To find the wavelength of the incident radiation on hydrogen atoms in the ground state that subsequently emit six different wavelengths, we can follow these steps: ### Step 1: Understand the emission of wavelengths When hydrogen atoms absorb energy, they can transition to higher energy levels. The fact that they emit six different wavelengths indicates that there are six transitions occurring between energy levels. ### Step 2: Use the formula for the number of spectral lines The number of spectral lines (or emitted wavelengths) can be calculated using the formula: \[ \text{Number of lines} = \frac{n(n-1)}{2} \] where \( n \) is the number of energy levels involved in the transitions. ### Step 3: Set up the equation Since we know that the number of emitted wavelengths is 6, we can set up the equation: \[ \frac{n(n-1)}{2} = 6 \] ### Step 4: Solve for \( n \) Multiplying both sides by 2 gives: \[ n(n-1) = 12 \] Now, we can test integer values for \( n \): - For \( n = 4 \): \[ 4(4-1) = 4 \times 3 = 12 \quad \text{(This works)} \] Thus, \( n = 4 \). ### Step 5: Determine the energy levels The hydrogen atom transitions from the \( n = 4 \) state to lower energy states.

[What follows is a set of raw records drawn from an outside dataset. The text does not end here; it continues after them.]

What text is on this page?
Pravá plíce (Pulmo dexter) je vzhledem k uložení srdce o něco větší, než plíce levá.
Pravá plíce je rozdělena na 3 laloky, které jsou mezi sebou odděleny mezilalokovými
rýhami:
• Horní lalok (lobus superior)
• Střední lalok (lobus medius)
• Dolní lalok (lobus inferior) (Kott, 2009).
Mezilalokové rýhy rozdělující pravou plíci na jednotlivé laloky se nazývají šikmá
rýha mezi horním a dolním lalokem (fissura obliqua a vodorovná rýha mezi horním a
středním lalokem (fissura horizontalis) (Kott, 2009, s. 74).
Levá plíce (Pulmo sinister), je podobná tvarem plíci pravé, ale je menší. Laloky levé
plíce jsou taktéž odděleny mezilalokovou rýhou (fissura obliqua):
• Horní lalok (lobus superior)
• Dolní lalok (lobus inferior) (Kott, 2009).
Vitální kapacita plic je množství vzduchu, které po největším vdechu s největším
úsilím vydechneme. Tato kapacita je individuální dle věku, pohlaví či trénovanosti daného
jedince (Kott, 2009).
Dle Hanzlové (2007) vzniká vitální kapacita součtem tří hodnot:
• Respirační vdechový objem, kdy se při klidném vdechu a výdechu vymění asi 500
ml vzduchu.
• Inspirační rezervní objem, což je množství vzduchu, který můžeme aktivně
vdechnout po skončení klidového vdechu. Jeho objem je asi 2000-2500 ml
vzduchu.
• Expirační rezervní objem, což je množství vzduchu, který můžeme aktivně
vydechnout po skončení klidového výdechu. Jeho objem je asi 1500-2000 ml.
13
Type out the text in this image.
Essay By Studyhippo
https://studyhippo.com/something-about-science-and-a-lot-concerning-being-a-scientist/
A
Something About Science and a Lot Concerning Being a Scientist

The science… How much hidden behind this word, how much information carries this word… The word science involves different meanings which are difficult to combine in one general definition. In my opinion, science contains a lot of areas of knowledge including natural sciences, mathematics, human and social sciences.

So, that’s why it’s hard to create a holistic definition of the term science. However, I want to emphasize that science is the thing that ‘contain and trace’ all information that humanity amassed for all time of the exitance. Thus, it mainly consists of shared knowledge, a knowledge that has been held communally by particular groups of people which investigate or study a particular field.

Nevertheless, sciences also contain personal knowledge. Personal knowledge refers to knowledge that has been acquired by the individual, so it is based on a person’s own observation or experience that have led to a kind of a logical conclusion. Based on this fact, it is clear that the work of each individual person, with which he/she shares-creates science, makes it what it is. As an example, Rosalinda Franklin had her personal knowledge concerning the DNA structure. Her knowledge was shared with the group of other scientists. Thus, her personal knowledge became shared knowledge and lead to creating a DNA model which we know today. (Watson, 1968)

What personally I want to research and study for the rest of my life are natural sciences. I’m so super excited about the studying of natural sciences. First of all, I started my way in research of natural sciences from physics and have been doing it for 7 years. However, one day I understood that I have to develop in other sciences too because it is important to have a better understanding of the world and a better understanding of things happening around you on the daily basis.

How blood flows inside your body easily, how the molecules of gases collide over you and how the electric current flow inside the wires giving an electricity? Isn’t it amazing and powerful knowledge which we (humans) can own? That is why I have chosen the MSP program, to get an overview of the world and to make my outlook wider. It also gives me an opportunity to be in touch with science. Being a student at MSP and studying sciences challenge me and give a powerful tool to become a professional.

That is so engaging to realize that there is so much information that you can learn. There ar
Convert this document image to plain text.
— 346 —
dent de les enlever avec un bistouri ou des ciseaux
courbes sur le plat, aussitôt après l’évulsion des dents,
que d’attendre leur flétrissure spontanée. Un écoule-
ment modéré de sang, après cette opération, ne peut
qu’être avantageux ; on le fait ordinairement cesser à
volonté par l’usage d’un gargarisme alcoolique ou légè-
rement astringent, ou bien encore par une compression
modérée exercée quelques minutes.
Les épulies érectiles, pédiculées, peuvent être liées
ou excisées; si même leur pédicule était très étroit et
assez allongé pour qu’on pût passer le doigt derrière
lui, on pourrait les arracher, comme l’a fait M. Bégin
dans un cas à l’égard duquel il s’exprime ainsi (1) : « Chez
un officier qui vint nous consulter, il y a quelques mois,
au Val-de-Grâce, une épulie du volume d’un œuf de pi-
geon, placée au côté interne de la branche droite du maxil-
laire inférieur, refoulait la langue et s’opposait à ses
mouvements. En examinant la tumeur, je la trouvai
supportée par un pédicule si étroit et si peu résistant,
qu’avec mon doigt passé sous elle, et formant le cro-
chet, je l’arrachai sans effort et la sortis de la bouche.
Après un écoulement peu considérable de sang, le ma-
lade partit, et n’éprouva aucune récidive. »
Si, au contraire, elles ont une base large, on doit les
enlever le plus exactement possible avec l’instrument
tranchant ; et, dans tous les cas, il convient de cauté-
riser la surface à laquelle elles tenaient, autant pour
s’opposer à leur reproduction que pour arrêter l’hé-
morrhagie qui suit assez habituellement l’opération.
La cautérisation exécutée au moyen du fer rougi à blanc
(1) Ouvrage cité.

The ground state of hydrogen corresponds to \( n = 1 \). ### Step 6: Calculate the wavelength using the Rydberg formula The Rydberg formula for the wavelength of emitted radiation is given by: \[ \frac{1}{\lambda} = R \cdot Z^2 \left( \frac{1}{n_1^2} - \frac{1}{n_2^2} \right) \] where: - \( R \) is the Rydberg constant (\( R \approx 1.1 \times 10^7 \, \text{m}^{-1} \)), - \( Z \) is the atomic number (for hydrogen, \( Z = 1 \)), - \( n_1 \) is the lower energy level, - \( n_2 \) is the higher energy level. ### Step 7: Substitute the values For the transition from \( n_2 = 4 \) to \( n_1 = 1 \): \[ \frac{1}{\lambda} = R \left( \frac{1}{1^2} - \frac{1}{4^2} \right) \] \[ = R \left( 1 - \frac{1}{16} \right) = R \left( \frac{16 - 1}{16} \right) = R \left( \frac{15}{16} \right) \] ### Step 8: Calculate \( \lambda \) Substituting the value of \( R \): \[ \frac{1}{\lambda} = 1.1 \times 10^7 \cdot \frac{15}{16} \] Calculating this gives: \[ \frac{1}{\lambda} = \frac{1.1 \times 15 \times 10^7}{16} \approx 1.03125 \times 10^7 \, \text{m}^{-1} \] Thus, \[ \lambda = \frac{1}{1.03125 \times 10^7} \approx 9.72 \times 10^{-8} \, \text{m} = 97.25 \, \text{nm} \] ### Conclusion The wavelength of the incident radiation is approximately **97.25 nm**.